Drilling and production operations in sensitive areas require an effective and efficient waste management plan to minimize the impact on the environment, especially when environmental legislations are strict. Waste management is a decisive factor during oilfield planning operations from an environmental and economic perspective. Often, the waste management method used depends on the type of operation (exploratory drilling, development drilling or production) and the environmental regulations. The waste related to drilling operations can include solid waste such as drilling cuttings and chemical products used for drilling fluid preparation, and liquid waste such as drilling fluid, contaminated rainwater and rig washes. Production waste comprises (mainly) completion fluids, produced water and oil-contaminated fluids. Cutting re-injection (CRI) technology is an accepted method for disposal of drilling cuttings and drilling-associated liquids. Produced water is usually injected into a subsurface formation for final disposal or to maintain reservoir pressure during production.

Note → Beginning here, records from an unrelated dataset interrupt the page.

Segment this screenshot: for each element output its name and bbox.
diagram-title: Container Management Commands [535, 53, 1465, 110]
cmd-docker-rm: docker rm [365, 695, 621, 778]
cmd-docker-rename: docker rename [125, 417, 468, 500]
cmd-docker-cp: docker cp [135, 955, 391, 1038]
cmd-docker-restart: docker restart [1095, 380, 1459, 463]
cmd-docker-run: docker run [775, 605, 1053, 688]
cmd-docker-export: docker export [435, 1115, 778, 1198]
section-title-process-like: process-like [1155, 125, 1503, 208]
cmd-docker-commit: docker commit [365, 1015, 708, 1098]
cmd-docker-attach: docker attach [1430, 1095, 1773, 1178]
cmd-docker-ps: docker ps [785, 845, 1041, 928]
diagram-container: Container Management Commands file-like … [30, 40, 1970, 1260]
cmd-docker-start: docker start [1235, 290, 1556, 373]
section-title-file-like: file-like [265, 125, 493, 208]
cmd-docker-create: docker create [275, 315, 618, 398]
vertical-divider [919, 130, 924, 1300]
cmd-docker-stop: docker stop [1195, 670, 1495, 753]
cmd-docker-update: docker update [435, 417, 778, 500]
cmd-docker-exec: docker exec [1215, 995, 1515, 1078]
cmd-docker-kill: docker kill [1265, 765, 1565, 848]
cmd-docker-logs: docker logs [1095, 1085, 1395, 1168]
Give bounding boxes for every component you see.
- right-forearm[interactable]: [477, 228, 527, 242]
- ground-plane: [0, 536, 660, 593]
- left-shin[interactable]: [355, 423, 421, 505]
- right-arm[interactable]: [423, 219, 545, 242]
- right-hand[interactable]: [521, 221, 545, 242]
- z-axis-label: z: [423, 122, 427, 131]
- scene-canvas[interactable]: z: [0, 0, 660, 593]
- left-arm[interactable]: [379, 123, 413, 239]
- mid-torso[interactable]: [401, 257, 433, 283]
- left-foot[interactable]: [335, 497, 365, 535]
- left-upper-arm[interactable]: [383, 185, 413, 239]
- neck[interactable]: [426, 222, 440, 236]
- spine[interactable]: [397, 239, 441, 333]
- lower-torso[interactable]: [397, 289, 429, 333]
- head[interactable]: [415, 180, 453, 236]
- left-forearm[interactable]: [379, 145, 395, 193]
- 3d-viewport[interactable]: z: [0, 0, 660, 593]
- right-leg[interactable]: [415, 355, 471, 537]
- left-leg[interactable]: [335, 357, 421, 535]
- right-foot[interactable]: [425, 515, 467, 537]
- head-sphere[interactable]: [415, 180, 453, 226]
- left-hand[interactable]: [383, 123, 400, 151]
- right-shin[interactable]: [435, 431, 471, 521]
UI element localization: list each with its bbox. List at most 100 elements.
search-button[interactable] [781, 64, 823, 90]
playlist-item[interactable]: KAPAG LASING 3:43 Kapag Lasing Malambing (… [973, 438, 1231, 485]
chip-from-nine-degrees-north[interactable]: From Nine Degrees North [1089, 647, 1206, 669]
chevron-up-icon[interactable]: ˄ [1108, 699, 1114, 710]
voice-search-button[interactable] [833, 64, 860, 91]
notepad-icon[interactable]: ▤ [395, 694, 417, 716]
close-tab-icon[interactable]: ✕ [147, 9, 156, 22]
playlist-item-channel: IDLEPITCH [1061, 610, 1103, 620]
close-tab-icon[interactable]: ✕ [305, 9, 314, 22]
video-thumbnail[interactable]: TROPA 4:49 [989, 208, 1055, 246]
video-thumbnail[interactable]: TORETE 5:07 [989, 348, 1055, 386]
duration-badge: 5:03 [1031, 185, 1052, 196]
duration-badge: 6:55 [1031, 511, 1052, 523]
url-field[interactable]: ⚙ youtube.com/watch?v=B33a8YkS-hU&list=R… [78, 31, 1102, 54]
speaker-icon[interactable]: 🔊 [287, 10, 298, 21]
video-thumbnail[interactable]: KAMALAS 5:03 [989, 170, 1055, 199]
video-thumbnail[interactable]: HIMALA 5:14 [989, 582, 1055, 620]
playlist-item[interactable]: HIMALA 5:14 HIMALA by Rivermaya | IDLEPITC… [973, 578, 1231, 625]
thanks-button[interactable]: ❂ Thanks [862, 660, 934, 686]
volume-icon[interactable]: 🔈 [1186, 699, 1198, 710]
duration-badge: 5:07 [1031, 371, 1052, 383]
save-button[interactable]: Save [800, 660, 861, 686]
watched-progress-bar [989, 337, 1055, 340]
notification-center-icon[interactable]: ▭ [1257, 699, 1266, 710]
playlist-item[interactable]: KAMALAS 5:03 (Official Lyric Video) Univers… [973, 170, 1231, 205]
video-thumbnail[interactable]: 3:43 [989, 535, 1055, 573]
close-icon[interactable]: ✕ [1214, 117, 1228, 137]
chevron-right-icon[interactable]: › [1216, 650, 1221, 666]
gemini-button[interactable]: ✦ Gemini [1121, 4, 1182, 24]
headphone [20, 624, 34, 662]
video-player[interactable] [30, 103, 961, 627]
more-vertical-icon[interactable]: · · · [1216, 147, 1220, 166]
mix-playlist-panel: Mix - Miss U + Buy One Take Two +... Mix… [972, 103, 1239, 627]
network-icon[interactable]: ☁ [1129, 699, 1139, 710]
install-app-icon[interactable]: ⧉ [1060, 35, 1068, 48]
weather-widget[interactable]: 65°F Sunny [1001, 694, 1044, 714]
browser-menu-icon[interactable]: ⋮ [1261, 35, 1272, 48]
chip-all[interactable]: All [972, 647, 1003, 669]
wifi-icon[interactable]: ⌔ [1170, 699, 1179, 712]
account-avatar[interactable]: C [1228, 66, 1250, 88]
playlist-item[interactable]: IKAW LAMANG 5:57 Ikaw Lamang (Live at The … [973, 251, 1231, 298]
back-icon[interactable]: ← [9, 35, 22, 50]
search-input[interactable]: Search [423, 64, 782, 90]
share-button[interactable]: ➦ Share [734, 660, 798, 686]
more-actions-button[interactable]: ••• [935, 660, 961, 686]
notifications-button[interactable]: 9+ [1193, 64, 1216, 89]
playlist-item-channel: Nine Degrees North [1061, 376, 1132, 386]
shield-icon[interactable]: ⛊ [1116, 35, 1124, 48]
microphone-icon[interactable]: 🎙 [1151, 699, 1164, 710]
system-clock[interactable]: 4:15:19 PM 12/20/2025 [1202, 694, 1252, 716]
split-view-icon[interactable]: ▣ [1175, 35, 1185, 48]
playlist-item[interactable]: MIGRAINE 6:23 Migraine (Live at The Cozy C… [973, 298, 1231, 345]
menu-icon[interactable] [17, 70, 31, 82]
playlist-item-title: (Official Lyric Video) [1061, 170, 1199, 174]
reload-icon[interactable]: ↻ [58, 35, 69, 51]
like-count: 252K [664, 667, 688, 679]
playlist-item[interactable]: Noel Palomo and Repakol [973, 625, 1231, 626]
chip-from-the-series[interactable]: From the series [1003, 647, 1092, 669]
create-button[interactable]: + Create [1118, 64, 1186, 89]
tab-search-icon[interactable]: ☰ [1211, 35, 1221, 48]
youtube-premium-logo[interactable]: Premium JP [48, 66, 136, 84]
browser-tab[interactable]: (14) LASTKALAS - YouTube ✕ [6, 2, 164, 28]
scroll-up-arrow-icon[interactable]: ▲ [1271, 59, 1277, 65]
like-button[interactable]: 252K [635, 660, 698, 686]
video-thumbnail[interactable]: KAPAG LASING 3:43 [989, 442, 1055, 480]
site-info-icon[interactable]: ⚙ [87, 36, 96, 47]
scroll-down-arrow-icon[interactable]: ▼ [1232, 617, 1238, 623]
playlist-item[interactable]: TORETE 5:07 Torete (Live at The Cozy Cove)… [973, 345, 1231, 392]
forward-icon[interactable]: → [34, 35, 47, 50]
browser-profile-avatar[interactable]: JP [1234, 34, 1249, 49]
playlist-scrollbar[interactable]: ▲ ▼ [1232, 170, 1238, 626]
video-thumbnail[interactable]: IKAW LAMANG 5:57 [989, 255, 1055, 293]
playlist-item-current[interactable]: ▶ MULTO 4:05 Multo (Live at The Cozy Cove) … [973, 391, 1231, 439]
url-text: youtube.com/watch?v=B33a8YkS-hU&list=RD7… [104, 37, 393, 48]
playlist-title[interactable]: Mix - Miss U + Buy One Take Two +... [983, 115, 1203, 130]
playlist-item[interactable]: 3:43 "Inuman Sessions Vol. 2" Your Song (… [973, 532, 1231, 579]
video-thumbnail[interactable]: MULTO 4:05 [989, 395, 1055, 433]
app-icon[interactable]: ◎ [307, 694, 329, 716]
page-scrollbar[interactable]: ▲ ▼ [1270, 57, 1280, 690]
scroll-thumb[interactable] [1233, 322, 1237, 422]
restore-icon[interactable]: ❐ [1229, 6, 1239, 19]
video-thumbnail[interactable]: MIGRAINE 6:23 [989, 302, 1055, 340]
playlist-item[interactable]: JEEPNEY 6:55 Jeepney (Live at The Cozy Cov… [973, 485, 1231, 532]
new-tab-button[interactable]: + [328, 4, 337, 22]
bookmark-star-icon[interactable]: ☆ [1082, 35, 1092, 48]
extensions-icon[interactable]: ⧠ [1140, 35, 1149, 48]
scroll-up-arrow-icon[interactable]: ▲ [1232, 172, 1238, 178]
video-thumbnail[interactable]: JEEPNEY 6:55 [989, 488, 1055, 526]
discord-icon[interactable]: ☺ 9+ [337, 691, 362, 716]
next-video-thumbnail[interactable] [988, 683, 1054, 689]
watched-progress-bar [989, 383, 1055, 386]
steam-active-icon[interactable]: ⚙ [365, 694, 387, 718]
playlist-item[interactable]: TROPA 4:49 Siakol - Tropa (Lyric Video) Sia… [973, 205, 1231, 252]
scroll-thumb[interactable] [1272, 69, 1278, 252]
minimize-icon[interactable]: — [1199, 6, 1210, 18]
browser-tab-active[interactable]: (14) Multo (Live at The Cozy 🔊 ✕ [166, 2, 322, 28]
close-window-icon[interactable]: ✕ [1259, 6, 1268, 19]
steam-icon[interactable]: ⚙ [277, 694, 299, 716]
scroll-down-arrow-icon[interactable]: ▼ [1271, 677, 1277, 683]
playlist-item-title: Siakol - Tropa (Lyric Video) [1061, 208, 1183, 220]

According to conventional oilfield practices, both disposal options occur separately in different wells. Currently, commingled injection of both drilling cuttings and produced water in a same well is an interesting option if it is properly addressed.
The article presents the commingled re-injection of cuttings and produced water during the development stage of the Pirana field as a cost-effective and environmentally friendly waste management method. The development of the Pirana field began in 2013 with seven producer wells and one injector well. During the 2013 campaign, the injector well was dedicated to only the re-injection of cuttings. After production started (at the end of 2013), the well was dedicated to only produced water injection until the beginning of the second drilling campaign (in 2014), where five additional wells were drilled and commingled injection began in the same injector well. Produced water was injected with periodic injections of drilling waste.